Les experts interviewés proposent plusieurs théories de conspiration dans l’affaire dont une manipulation de la crise par l’équipe Reagan afin de battre Carter, et une tolérance du gouvernement américain envers les meurtres de plusieurs personnalités pro-Shah autour du monde orchestré par la république islamiste, tout cela afin de gagner des points pour libérer les otages. Bien qu’elles semblent séduisantes à première vue, aucune de ces théories n’a été prouvée jusqu’à présent.

Son Excellence Jean-Daniel Lafond est le conjoint de Michaëlle Jean, donc membre du bureau de la gouverneure générale. Son œuvre générale était déjà controversée puisque c’est dans un de ses films qu’on a observé un penchant souverainiste chez la gouverneure générale du Canada avant qu’elle n’obtienne son poste. Plusieurs personnalités au Canada ont exprimé leur mécontentement envers Lafond pour ses propos visiblement anti-américains et pour avoir donné une voix à des théoriciens de conspiration et à un meurtrier. Il faut souligner que Lafond n’est pas le narrateur du film, mais plutôt Hassan. Dans un texte qui accompagne le dossier de presse du Fugitif, le documentariste affirme : «Il faut approcher l’autre, sans devenir l’autre, pour mieux mesurer sa place, son rôle, respecter ses secrets aussi.» Peut-être voulait-il juste comprendre qu’est-ce qui peut pousser une personne à enlever la vie d’une autre personne?

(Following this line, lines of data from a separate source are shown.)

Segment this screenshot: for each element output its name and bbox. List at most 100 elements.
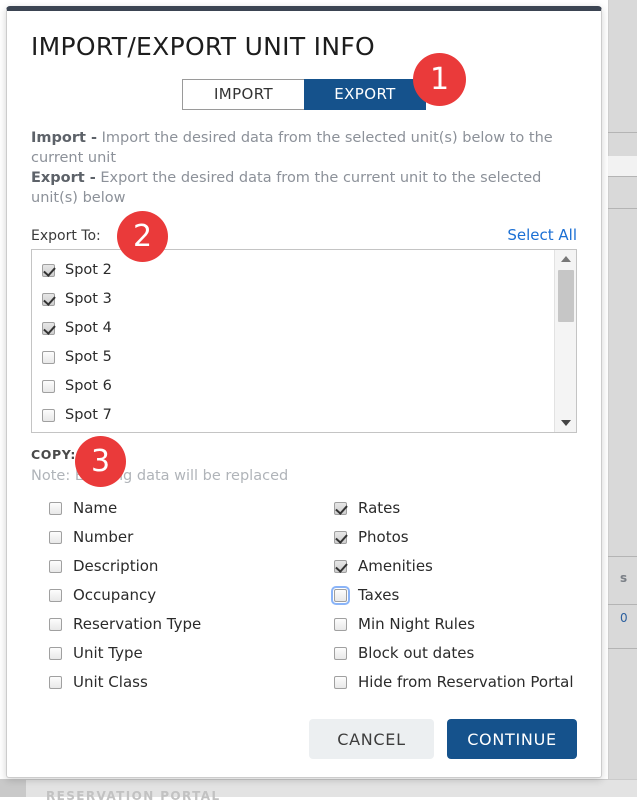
copy-option[interactable]: Unit Type (49, 639, 334, 668)
checkbox-unit-class[interactable] (49, 676, 62, 689)
background-bottom-label: RESERVATION PORTAL (46, 789, 221, 803)
unit-list: Spot 2 Spot 3 Spot 4 Spot 5 Spot 6 Spot 7 (32, 250, 554, 432)
background-divider (608, 604, 637, 605)
unit-listbox[interactable]: Spot 2 Spot 3 Spot 4 Spot 5 Spot 6 Spot 7 (31, 249, 577, 433)
checkbox-occupancy[interactable] (49, 589, 62, 602)
checkbox-spot-7[interactable] (42, 409, 55, 422)
option-label: Spot 3 (65, 291, 112, 307)
copy-option[interactable]: Amenities (334, 552, 577, 581)
option-label: Photos (358, 528, 409, 546)
checkbox-amenities[interactable] (334, 560, 347, 573)
export-term: Export - (31, 170, 96, 186)
checkbox-spot-4[interactable] (42, 322, 55, 335)
step-badge-3: 3 (75, 436, 126, 487)
checkbox-spot-6[interactable] (42, 380, 55, 393)
checkbox-reservation-type[interactable] (49, 618, 62, 631)
checkbox-number[interactable] (49, 531, 62, 544)
copy-option[interactable]: Number (49, 523, 334, 552)
import-term: Import - (31, 130, 97, 146)
option-label: Spot 7 (65, 407, 112, 423)
option-label: Occupancy (73, 586, 156, 604)
copy-option[interactable]: Photos (334, 523, 577, 552)
triangle-up-icon (561, 256, 571, 262)
export-description: Export the desired data from the current… (31, 170, 541, 206)
copy-option[interactable]: Hide from Reservation Portal (334, 668, 577, 697)
copy-options-left-column: Name Number Description Occupancy Reservatio… (49, 494, 334, 697)
background-divider (608, 176, 637, 177)
option-label: Reservation Type (73, 615, 201, 633)
copy-option[interactable]: Occupancy (49, 581, 334, 610)
checkbox-unit-type[interactable] (49, 647, 62, 660)
background-divider (608, 132, 637, 133)
checkbox-description[interactable] (49, 560, 62, 573)
checkbox-taxes[interactable] (334, 589, 347, 602)
copy-options-right-column: Rates Photos Amenities Taxes Min Night Rules… (334, 494, 577, 697)
export-to-label: Export To: (31, 228, 101, 244)
checkbox-photos[interactable] (334, 531, 347, 544)
background-text-fragment-s: s (620, 571, 628, 585)
mode-description: Import - Import the desired data from th… (31, 128, 577, 208)
option-label: Min Night Rules (358, 615, 475, 633)
option-label: Rates (358, 499, 400, 517)
step-badge-2: 2 (117, 211, 168, 262)
listbox-scrollbar[interactable] (554, 250, 576, 432)
background-divider (608, 648, 637, 649)
cancel-button[interactable]: CANCEL (309, 719, 434, 759)
copy-option[interactable]: Rates (334, 494, 577, 523)
list-item[interactable]: Spot 5 (42, 343, 554, 372)
checkbox-spot-2[interactable] (42, 264, 55, 277)
copy-options-grid: Name Number Description Occupancy Reservatio… (31, 494, 577, 697)
checkbox-min-night-rules[interactable] (334, 618, 347, 631)
copy-option[interactable]: Unit Class (49, 668, 334, 697)
checkbox-name[interactable] (49, 502, 62, 515)
option-label: Spot 2 (65, 262, 112, 278)
triangle-down-icon (561, 420, 571, 426)
checkbox-hide-from-reservation-portal[interactable] (334, 676, 347, 689)
list-item[interactable]: Spot 7 (42, 401, 554, 430)
option-label: Spot 4 (65, 320, 112, 336)
checkbox-block-out-dates[interactable] (334, 647, 347, 660)
copy-option[interactable]: Taxes (334, 581, 577, 610)
scrollbar-thumb[interactable] (558, 270, 574, 322)
list-item[interactable]: Spot 2 (42, 256, 554, 285)
checkbox-spot-5[interactable] (42, 351, 55, 364)
option-label: Number (73, 528, 133, 546)
import-export-modal: IMPORT/EXPORT UNIT INFO IMPORT EXPORT Im… (6, 6, 602, 778)
page-title: IMPORT/EXPORT UNIT INFO (31, 33, 577, 61)
option-label: Unit Class (73, 673, 148, 691)
option-label: Spot 5 (65, 349, 112, 365)
background-gap (608, 156, 637, 176)
scroll-down-button[interactable] (555, 414, 577, 432)
list-item[interactable]: Spot 6 (42, 372, 554, 401)
list-item[interactable]: Spot 4 (42, 314, 554, 343)
option-label: Description (73, 557, 158, 575)
option-label: Name (73, 499, 117, 517)
option-label: Block out dates (358, 644, 474, 662)
list-item[interactable]: Spot 3 (42, 285, 554, 314)
import-description: Import the desired data from the selecte… (31, 130, 553, 166)
select-all-link[interactable]: Select All (507, 226, 577, 244)
tab-export[interactable]: EXPORT (304, 79, 426, 110)
tab-bar: IMPORT EXPORT (31, 79, 577, 110)
background-side-panel (608, 0, 637, 797)
option-label: Hide from Reservation Portal (358, 673, 574, 691)
copy-option[interactable]: Name (49, 494, 334, 523)
step-badge-1: 1 (413, 53, 466, 106)
copy-option[interactable]: Description (49, 552, 334, 581)
option-label: Taxes (358, 586, 399, 604)
continue-button[interactable]: CONTINUE (447, 719, 577, 759)
scroll-up-button[interactable] (555, 250, 577, 268)
checkbox-rates[interactable] (334, 502, 347, 515)
copy-option[interactable]: Reservation Type (49, 610, 334, 639)
copy-option[interactable]: Block out dates (334, 639, 577, 668)
checkbox-spot-3[interactable] (42, 293, 55, 306)
background-divider (608, 208, 637, 209)
background-text-fragment-zero: 0 (620, 611, 628, 625)
tab-import[interactable]: IMPORT (182, 79, 304, 110)
background-divider (608, 556, 637, 557)
option-label: Unit Type (73, 644, 143, 662)
copy-option[interactable]: Min Night Rules (334, 610, 577, 639)
modal-footer: CANCEL CONTINUE (309, 719, 577, 759)
export-to-header: Export To: Select All (31, 226, 577, 244)
option-label: Spot 6 (65, 378, 112, 394)
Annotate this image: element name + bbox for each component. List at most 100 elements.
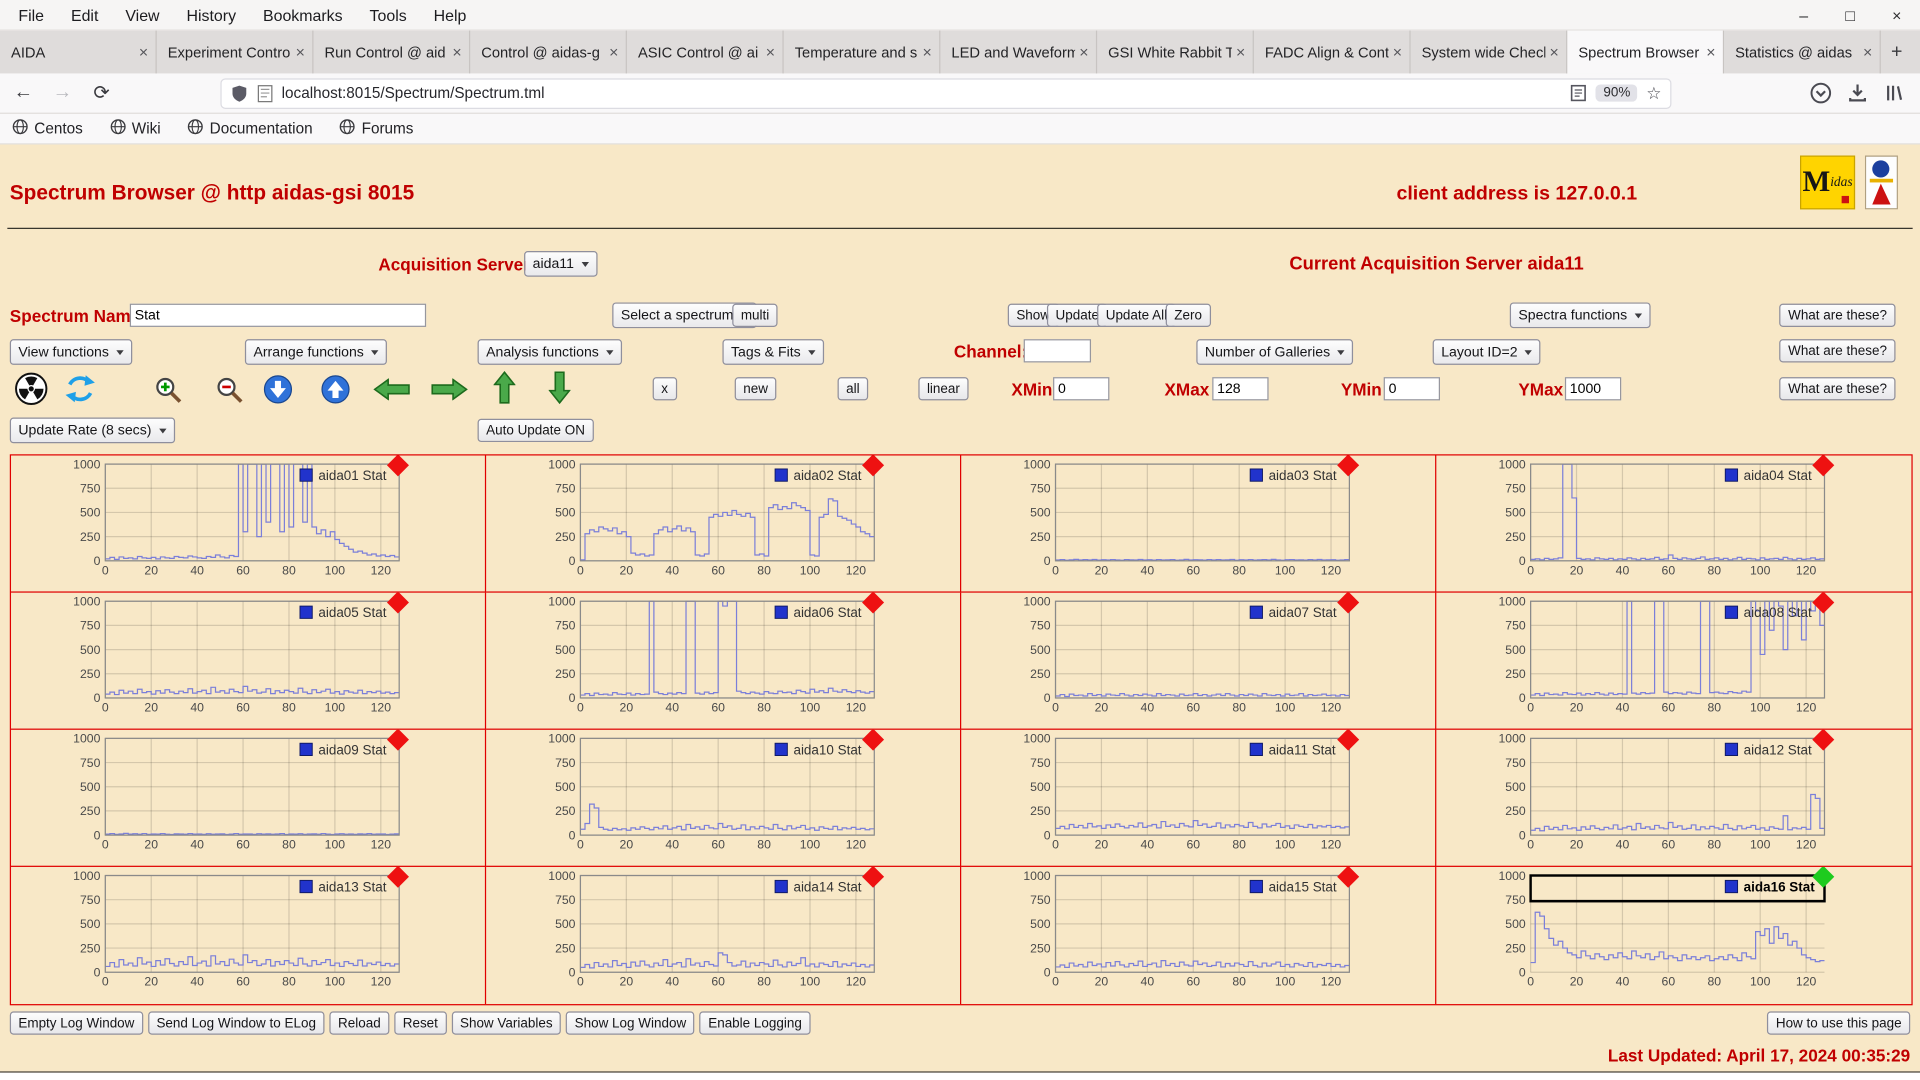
zoom-level[interactable]: 90% <box>1596 84 1638 102</box>
what-are-these-button-1[interactable]: What are these? <box>1779 303 1896 327</box>
close-button[interactable]: × <box>1888 6 1905 24</box>
chart-aida12-stat[interactable]: 0 20 40 60 80 100 120 0 250 500 750 1000 aida12 Stat <box>1436 729 1912 867</box>
what-are-these-button-3[interactable]: What are these? <box>1779 377 1896 401</box>
chart-aida13-stat[interactable]: 0 20 40 60 80 100 120 0 250 500 750 1000 aida13 Stat <box>11 866 487 1005</box>
xmax-input[interactable] <box>1212 377 1269 401</box>
ymax-input[interactable] <box>1564 377 1622 401</box>
chart-aida03-stat[interactable]: 0 20 40 60 80 100 120 0 250 500 750 1000 aida03 Stat <box>961 455 1437 593</box>
how-to-use-button[interactable]: How to use this page <box>1767 1011 1911 1035</box>
chart-aida11-stat[interactable]: 0 20 40 60 80 100 120 0 250 500 750 1000 aida11 Stat <box>961 729 1437 867</box>
tab-close-icon[interactable]: × <box>1079 43 1088 61</box>
bookmark-star-icon[interactable]: ☆ <box>1646 83 1661 104</box>
new-button[interactable]: new <box>734 377 777 401</box>
tab-statistics-aidas[interactable]: Statistics @ aidas × <box>1724 30 1881 74</box>
arrange-functions-select[interactable]: Arrange functions <box>244 339 388 365</box>
chart-aida14-stat[interactable]: 0 20 40 60 80 100 120 0 250 500 750 1000 aida14 Stat <box>486 866 962 1005</box>
update-all-button[interactable]: Update All <box>1097 303 1176 327</box>
zoom-out-icon[interactable] <box>214 375 245 406</box>
reload-button[interactable]: ⟳ <box>86 81 118 105</box>
auto-update-button[interactable]: Auto Update ON <box>477 418 594 443</box>
number-of-galleries-select[interactable]: Number of Galleries <box>1196 339 1354 365</box>
save-to-pocket-icon[interactable] <box>1810 82 1832 104</box>
tab-close-icon[interactable]: × <box>452 43 461 61</box>
spectrum-name-input[interactable] <box>129 303 427 327</box>
tab-close-icon[interactable]: × <box>609 43 618 61</box>
tab-fadc-align-cont[interactable]: FADC Align & Cont × <box>1254 30 1411 74</box>
url-bar[interactable]: localhost:8015/Spectrum/Spectrum.tml 90%… <box>220 77 1672 109</box>
refresh-icon[interactable] <box>64 372 97 405</box>
arrow-right-icon[interactable] <box>431 378 468 401</box>
acquisition-server-select[interactable]: aida11 <box>524 251 598 277</box>
arrow-up-icon[interactable] <box>493 370 516 404</box>
channel-input[interactable] <box>1023 339 1092 363</box>
tab-close-icon[interactable]: × <box>766 43 775 61</box>
tab-close-icon[interactable]: × <box>1393 43 1402 61</box>
arrow-left-icon[interactable] <box>373 378 410 401</box>
tab-close-icon[interactable]: × <box>1549 43 1558 61</box>
multi-button[interactable]: multi <box>732 303 778 327</box>
new-tab-button[interactable]: + <box>1881 31 1913 74</box>
tab-close-icon[interactable]: × <box>1236 43 1245 61</box>
button-empty-log-window[interactable]: Empty Log Window <box>9 1011 143 1035</box>
button-send-log-window-to-elog[interactable]: Send Log Window to ELog <box>147 1011 325 1035</box>
maximize-button[interactable]: □ <box>1842 6 1859 24</box>
chart-aida02-stat[interactable]: 0 20 40 60 80 100 120 0 250 500 750 1000 aida02 Stat <box>486 455 962 593</box>
menu-edit[interactable]: Edit <box>57 2 111 28</box>
tab-led-and-waveform[interactable]: LED and Waveform × <box>940 30 1098 74</box>
library-icon[interactable] <box>1883 82 1905 104</box>
minimize-button[interactable]: – <box>1795 6 1812 24</box>
zoom-in-icon[interactable] <box>153 375 184 406</box>
tab-run-control-aid[interactable]: Run Control @ aid × <box>313 30 471 74</box>
arrow-down-icon[interactable] <box>548 371 572 405</box>
chart-aida04-stat[interactable]: 0 20 40 60 80 100 120 0 250 500 750 1000 aida04 Stat <box>1436 455 1912 593</box>
radiation-icon[interactable] <box>15 372 48 405</box>
spectra-functions-select[interactable]: Spectra functions <box>1509 302 1651 329</box>
chart-aida16-stat[interactable]: 0 20 40 60 80 100 120 0 250 500 750 1000 aida16 Stat <box>1436 866 1911 1004</box>
tab-close-icon[interactable]: × <box>1706 43 1715 61</box>
bookmark-documentation[interactable]: Documentation <box>188 119 313 139</box>
tab-experiment-contro[interactable]: Experiment Contro × <box>157 30 314 74</box>
site-info-icon[interactable] <box>257 84 273 102</box>
tab-close-icon[interactable]: × <box>139 43 148 61</box>
tab-close-icon[interactable]: × <box>1863 43 1872 61</box>
ymin-input[interactable] <box>1383 377 1440 401</box>
tab-control-aidas-g[interactable]: Control @ aidas-g × <box>470 30 627 74</box>
button-show-variables[interactable]: Show Variables <box>451 1011 562 1035</box>
bookmark-centos[interactable]: Centos <box>12 119 83 139</box>
chart-aida06-stat[interactable]: 0 20 40 60 80 100 120 0 250 500 750 1000 aida06 Stat <box>486 592 962 730</box>
chart-aida05-stat[interactable]: 0 20 40 60 80 100 120 0 250 500 750 1000 aida05 Stat <box>11 592 487 730</box>
chart-aida01-stat[interactable]: 0 20 40 60 80 100 120 0 250 500 750 1000 aida01 Stat <box>11 455 487 593</box>
button-enable-logging[interactable]: Enable Logging <box>699 1011 811 1035</box>
layout-id-select[interactable]: Layout ID=2 <box>1432 339 1541 365</box>
chart-aida09-stat[interactable]: 0 20 40 60 80 100 120 0 250 500 750 1000 aida09 Stat <box>11 729 487 867</box>
menu-bookmarks[interactable]: Bookmarks <box>250 2 357 28</box>
reader-mode-icon[interactable] <box>1570 84 1587 102</box>
xmin-input[interactable] <box>1053 377 1110 401</box>
button-reset[interactable]: Reset <box>394 1011 447 1035</box>
scroll-up-icon[interactable] <box>321 375 350 404</box>
zero-button[interactable]: Zero <box>1165 303 1211 327</box>
tab-system-wide-check[interactable]: System wide Check × <box>1411 30 1568 74</box>
menu-tools[interactable]: Tools <box>356 2 420 28</box>
tab-aida[interactable]: AIDA × <box>0 30 157 74</box>
what-are-these-button-2[interactable]: What are these? <box>1779 339 1896 363</box>
bookmark-wiki[interactable]: Wiki <box>110 119 161 139</box>
tab-close-icon[interactable]: × <box>923 43 932 61</box>
menu-help[interactable]: Help <box>420 2 480 28</box>
tab-temperature-and-s[interactable]: Temperature and s × <box>784 30 941 74</box>
tab-spectrum-browser[interactable]: Spectrum Browser × <box>1567 30 1725 74</box>
view-functions-select[interactable]: View functions <box>9 339 133 365</box>
menu-view[interactable]: View <box>112 2 173 28</box>
menu-history[interactable]: History <box>173 2 249 28</box>
button-reload[interactable]: Reload <box>329 1011 390 1035</box>
tab-asic-control-ai[interactable]: ASIC Control @ ai × <box>627 30 784 74</box>
tab-close-icon[interactable]: × <box>296 43 305 61</box>
tags-fits-select[interactable]: Tags & Fits <box>722 339 824 365</box>
tab-gsi-white-rabbit-t[interactable]: GSI White Rabbit T × <box>1097 30 1254 74</box>
scroll-down-icon[interactable] <box>263 375 293 404</box>
update-rate-select[interactable]: Update Rate (8 secs) <box>9 417 175 444</box>
back-button[interactable]: ← <box>7 82 39 104</box>
all-button[interactable]: all <box>837 377 869 401</box>
downloads-icon[interactable] <box>1847 82 1869 104</box>
chart-aida10-stat[interactable]: 0 20 40 60 80 100 120 0 250 500 750 1000 aida10 Stat <box>486 729 962 867</box>
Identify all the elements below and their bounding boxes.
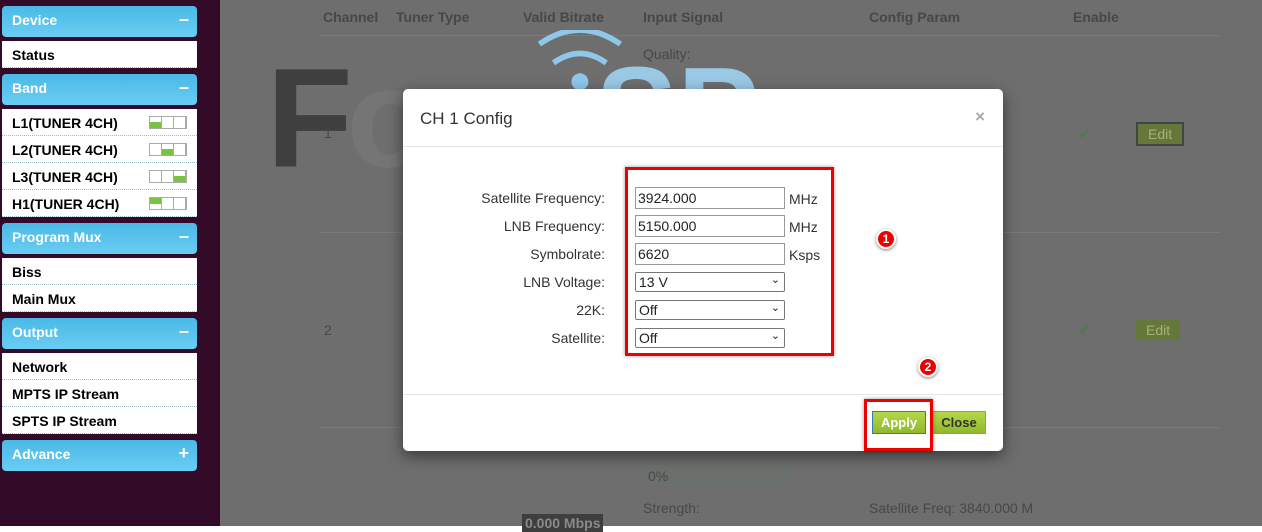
sidebar-item-status[interactable]: Status [2,41,197,68]
bitrate-badge: 0.000 Mbps [522,514,604,532]
sidebar-header-program-mux[interactable]: Program Mux – [2,223,197,254]
col-header: Valid Bitrate [523,9,604,25]
sidebar-item-h1[interactable]: H1(TUNER 4CH) [2,190,197,217]
sidebar-item-spts[interactable]: SPTS IP Stream [2,407,197,434]
col-header: Enable [1073,9,1119,25]
section-title: Program Mux [12,229,102,245]
highlight-box-apply [864,399,933,451]
close-icon[interactable]: × [975,107,985,127]
close-button[interactable]: Close [932,411,986,434]
sidebar-item-biss[interactable]: Biss [2,258,197,285]
item-label: L1(TUNER 4CH) [12,115,118,131]
sidebar: Device – Status Band – L1(TUNER 4CH) L2(TU… [0,0,220,526]
dialog-title: CH 1 Config [420,109,513,128]
strength-label: Strength: [643,500,700,516]
lnb-voltage-label: LNB Voltage: [523,274,605,290]
col-header: Tuner Type [396,9,470,25]
check-icon: ✔ [1078,322,1092,339]
highlight-box-fields [625,167,834,356]
satellite-frequency-label: Satellite Frequency: [481,190,605,206]
edit-button[interactable]: Edit [1136,320,1181,340]
quality-label: Quality: [643,46,691,62]
22k-label: 22K: [576,302,605,318]
sidebar-item-l2[interactable]: L2(TUNER 4CH) [2,136,197,163]
channel-indicator-icon [149,143,187,156]
channel-indicator-icon [149,170,187,183]
item-label: L2(TUNER 4CH) [12,142,118,158]
channel-number: 1 [324,125,332,141]
section-title: Device [12,12,58,28]
expand-icon[interactable]: + [178,443,189,464]
sidebar-header-band[interactable]: Band – [2,74,197,105]
sidebar-header-device[interactable]: Device – [2,6,197,37]
sat-freq-text: Satellite Freq: 3840.000 M [869,500,1034,516]
sidebar-header-advance[interactable]: Advance + [2,440,197,471]
col-header: Input Signal [643,9,724,25]
col-header: Channel [323,9,379,25]
sidebar-item-main-mux[interactable]: Main Mux [2,285,197,312]
collapse-icon[interactable]: – [179,226,189,247]
check-icon: ✔ [1078,126,1092,143]
sidebar-item-l1[interactable]: L1(TUNER 4CH) [2,109,197,136]
collapse-icon[interactable]: – [179,9,189,30]
collapse-icon[interactable]: – [179,321,189,342]
step-marker-2: 2 [918,357,938,377]
channel-indicator-icon [149,197,187,210]
channel-number: 2 [324,322,332,338]
section-title: Output [12,324,58,340]
sidebar-item-l3[interactable]: L3(TUNER 4CH) [2,163,197,190]
step-marker-1: 1 [876,229,896,249]
progress-bar: 0% [642,466,792,486]
symbolrate-label: Symbolrate: [530,246,605,262]
satellite-label: Satellite: [551,330,605,346]
edit-button[interactable]: Edit [1136,122,1185,146]
sidebar-item-network[interactable]: Network [2,353,197,380]
item-label: L3(TUNER 4CH) [12,169,118,185]
ch-config-dialog: CH 1 Config × Satellite Frequency: MHz L… [403,89,1003,451]
collapse-icon[interactable]: – [179,77,189,98]
sidebar-item-mpts[interactable]: MPTS IP Stream [2,380,197,407]
section-title: Advance [12,446,71,462]
channel-indicator-icon [149,116,187,129]
section-title: Band [12,80,47,96]
col-header: Config Param [869,9,961,25]
item-label: H1(TUNER 4CH) [12,196,120,212]
sidebar-header-output[interactable]: Output – [2,318,197,349]
lnb-frequency-label: LNB Frequency: [503,218,605,234]
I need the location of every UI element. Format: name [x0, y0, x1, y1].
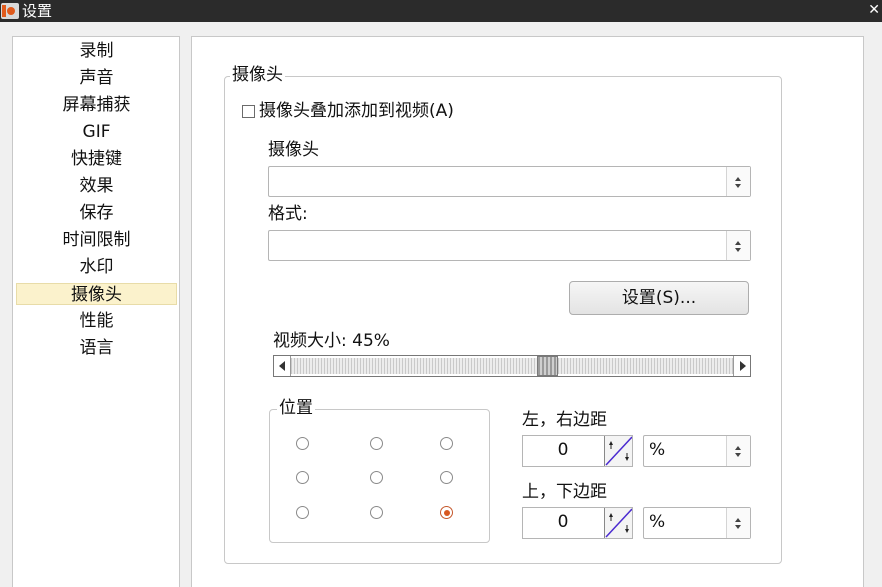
spin-arrows-icon	[726, 231, 750, 260]
settings-button[interactable]: 设置(S)...	[569, 281, 749, 315]
close-icon[interactable]: ✕	[868, 0, 880, 20]
top-bottom-margin-label: 上，下边距	[522, 482, 607, 502]
slider-thumb[interactable]	[537, 356, 558, 376]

Mais comme on dit souvent entre journalistes : «On parle à travers nos sujets.» Lafond a décidé de s’exprimer à travers un meurtrier plutôt que d’un activiste pacifique. Il a opté pour la voie facile, celle du sensationnalisme et de la controverse. Le réalisateur était déjà vu par certains de ses anciens amis comme un opportuniste ayant abandonné ses principes pour des titres honorifiques, mais je ne ferai pas un jugement de valeur.

Ce qui inquiète est la façon qu’il a traité ce sujet. Faire un constat social à partir des confessions d’un sympathique terroriste qui a exécuté un homme pour le faire taire est au bord de l’acceptable pour n’importe quel cinéaste. Quand ce cinéaste se trouve à être le représentant de la Royauté au Canada, nul ne peut qualifier ce geste autrement que d’irresponsable.